Boris Johnson, the UK prime minister, described the deal as ‘not a rupture but a resolution’ © Leon Neal/Getty Images

Boris Johnson proclaimed “a new chapter in our national story” as MPs overwhelming approved a post-Brexit trade deal, drawing a line under Britain’s tumultuous 47-year membership of the EU.

The legislation to approve the treaty was due to be given royal assent by the Queen late on Wednesday night, just hours before Britain’s post-Brexit transition period ends at 11pm UK time on Thursday.

Mr Johnson claimed the deal, approved by 521 votes to 73, confounded critics who said it was impossible to have “free trade with the EU unless you conformed with the EU’s laws”.

He told the BBC that this had been compared to “having your cake and eating it”, adding: “That has turned out not to be true. I want you to see that this is a cakeist treaty.”

But Mr Johnson’s rhetoric will be tested in the coming hours when Britain leaves the EU’s customs union and single market, spawning what Labour leader Keir Starmer called “an avalanche of red tape”.

Mr Johnson’s definition of “free trade” will require traders to complete millions of customs declarations, costing businesses an estimated £7bn a year in new paperwork, according to HM Revenue & Customs. 

But while traders prepared for new friction at the border as the new year dawns, there was cross-party agreement that Mr Johnson’s trade deal with the EU — signed on Christmas Eve — was better than no deal at all.

The trade and co-operation deal, which will ensure no tariffs or quotas on most goods, was portrayed by both Mr Johnson and Sir Keir as a platform to rebuild strained relations with the EU after the trauma of Brexit.

The UK prime minister described the deal as “not a rupture but a resolution”, insisting that Britain would become a reliable friend and partner to the rest of Europe from outside the EU.

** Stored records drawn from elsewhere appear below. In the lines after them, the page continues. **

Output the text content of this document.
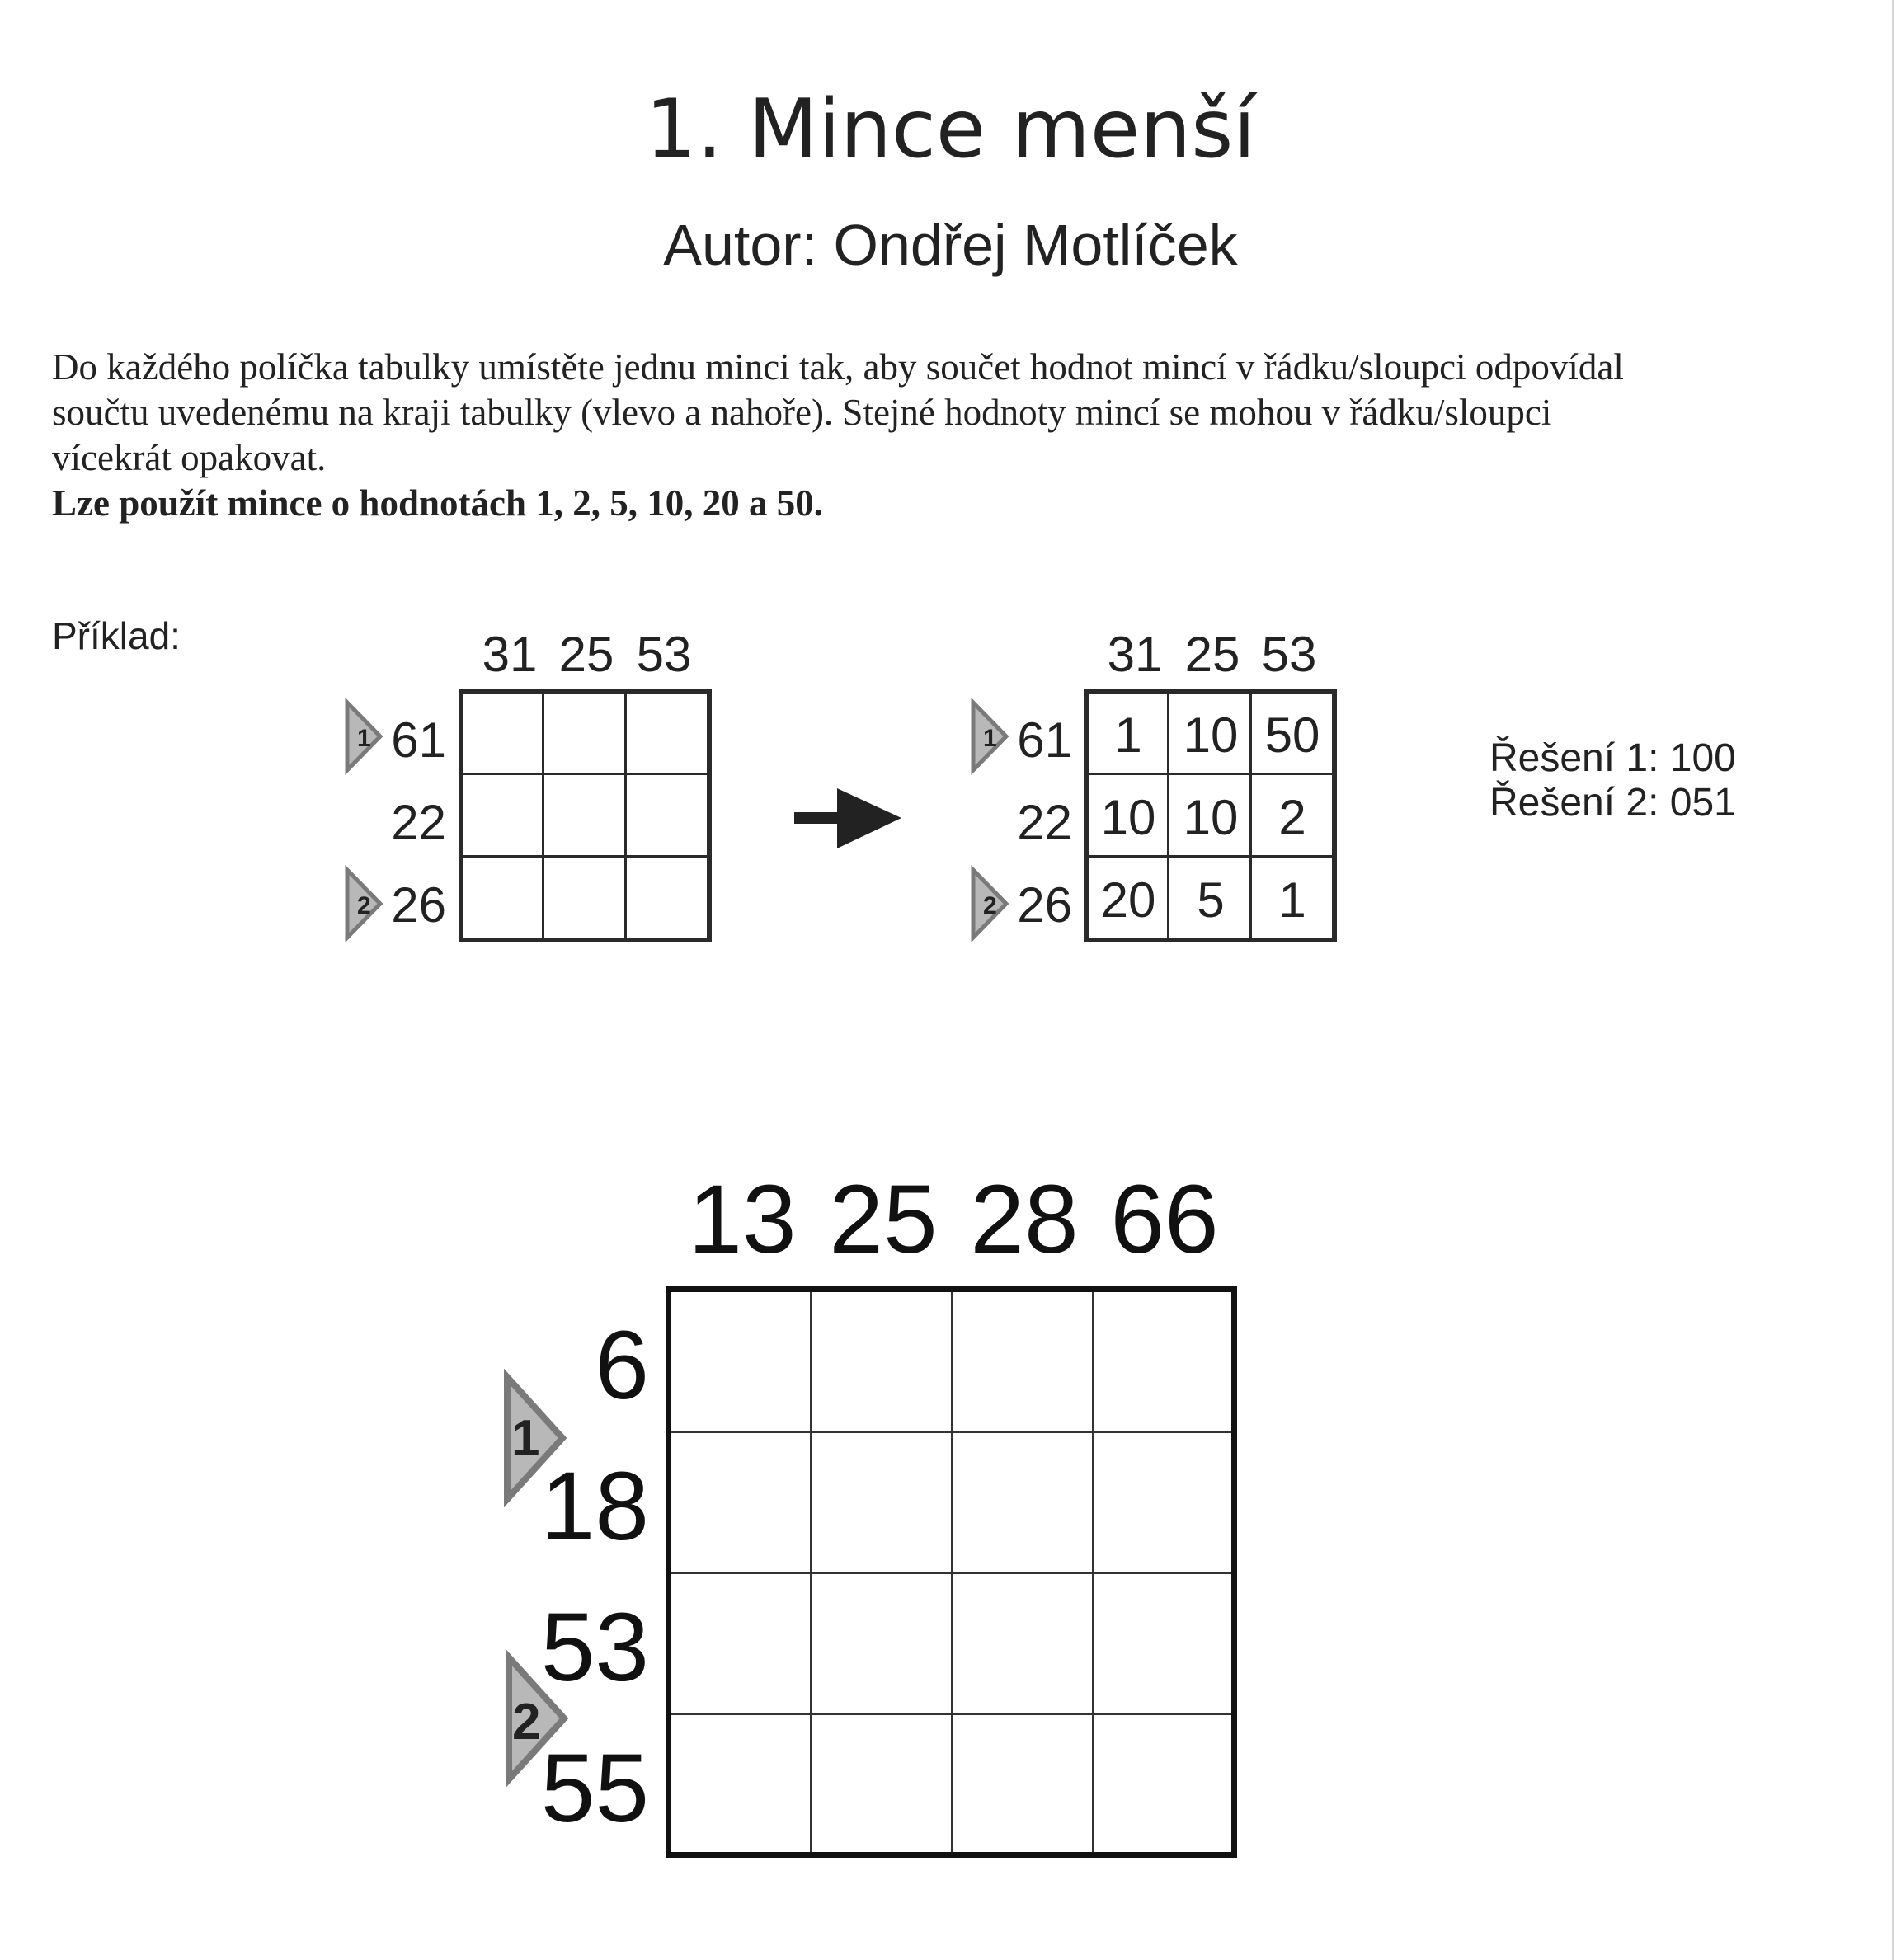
1. Mince menší
Autor: Ondřej Motlíček

Do každého políčka tabulky umístěte jednu minci tak, aby součet hodnot mincí v řádku/sloupci odpovídal

součtu uvedenému na kraji tabulky (vlevo a nahoře). Stejné hodnoty mincí se mohou v řádku/sloupci

vícekrát opakovat.

Lze použít mince o hodnotách 1, 2, 5, 10, 20 a 50.

Příklad:	31 25 53
1
2
61
22
26
31 25 53
1
2
61
22
26
1 10 50
10 10 2
20 5	1
Řešení 1: 100
Řešení 2: 051
13 25 28 66
6
18
53
55
1
2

Most Labour MPs voted for the 1,259 page agreement, which was signed by Ursula von der Leyen, European Commission president, and Charles Michel, European Council president, at a low-key ceremony in Brussels.

European Commission president Ursula von der Leyen and European Council president Charles Michel show off the new Brexit trade treaty after signing it in Brussels on Wednesday
European Commission president Ursula von der Leyen and European Council president Charles Michel with the new Brexit trade treaty after signing it in Brussels on Wednesday © POOL/AFP via Getty Images

The treaty was then flown by RAF jet to London where it was signed by Mr Johnson in Downing Street, against a backdrop of Union flags, in a symbolic coda to more than four years of national psychodrama over Brexit.

Mr Michel said the deal was “a fair and balanced agreement that fully protects the fundamental interests of the European Union and creates stability and predictability for citizens and companies”.

Almost all Conservative MPs approved the agreement after the Eurosceptic European Research Group gave the treaty its backing on Tuesday; former cabinet ministers John Redwood and Owen Paterson abstained.

Sir Keir told his MPs to back the treaty on the basis that any trade deal was better than no trade deal, in spite of the “thin” nature of an agreement, which is focused on exports of goods, not services.

A total of 37 Labour MPs did not vote for the deal, many of them from the left of the party. However, a total of 162 Labour MPs trooped through division lobbies with Tory MPs to support it.

Sir Keir said the deal, for all its shortcomings, represented a basis on which the UK would rebuild its relations with the EU, but he said Mr Johnson had mis-sold the treaty to the British public.

The Labour leader also rejected Mr Johnson’s claim that the deal provided “certainty” for the UK services sector. He said there was a “gaping hole” in the treaty when it came to services, particularly financial services.

But Sir Keir, in a message which partly addressed divisions in his own party over Brexit, said the time had come to move on. “The divisions are over,” he said. “We now have an opportunity to forge a new future.”

Opposition from the SNP and the Northern Ireland Democratic Unionists was a sign that Brexit has exacerbated tensions within the four parts of the UK.

Ian Blackford, parliamentary leader of the SNP, said Brexit had confronted Scots with the question: “Which union?” He said many Scots would prefer to live in the EU than in a “broken Brexit Britain”.

With elections to the Scottish parliament looming in May 2021, Mr Blackford said Brexit was “an act of economic vandalism, pure and simple”, which would bind business in “red, white and blue” tape.

Mr Johnson struck a conciliatory note, telling MPs: “What we sought was not a rupture but a resolution, a resolution of the old and vexed question of Britain’s political relations with Europe, which bedevilled our postwar history.

“Now, with this bill, we shall be a friendly neighbour — the best friend and ally the EU could have.” He said Britain would assert itself on the world stage in 2021 as “a liberal, outward-looking force for good”.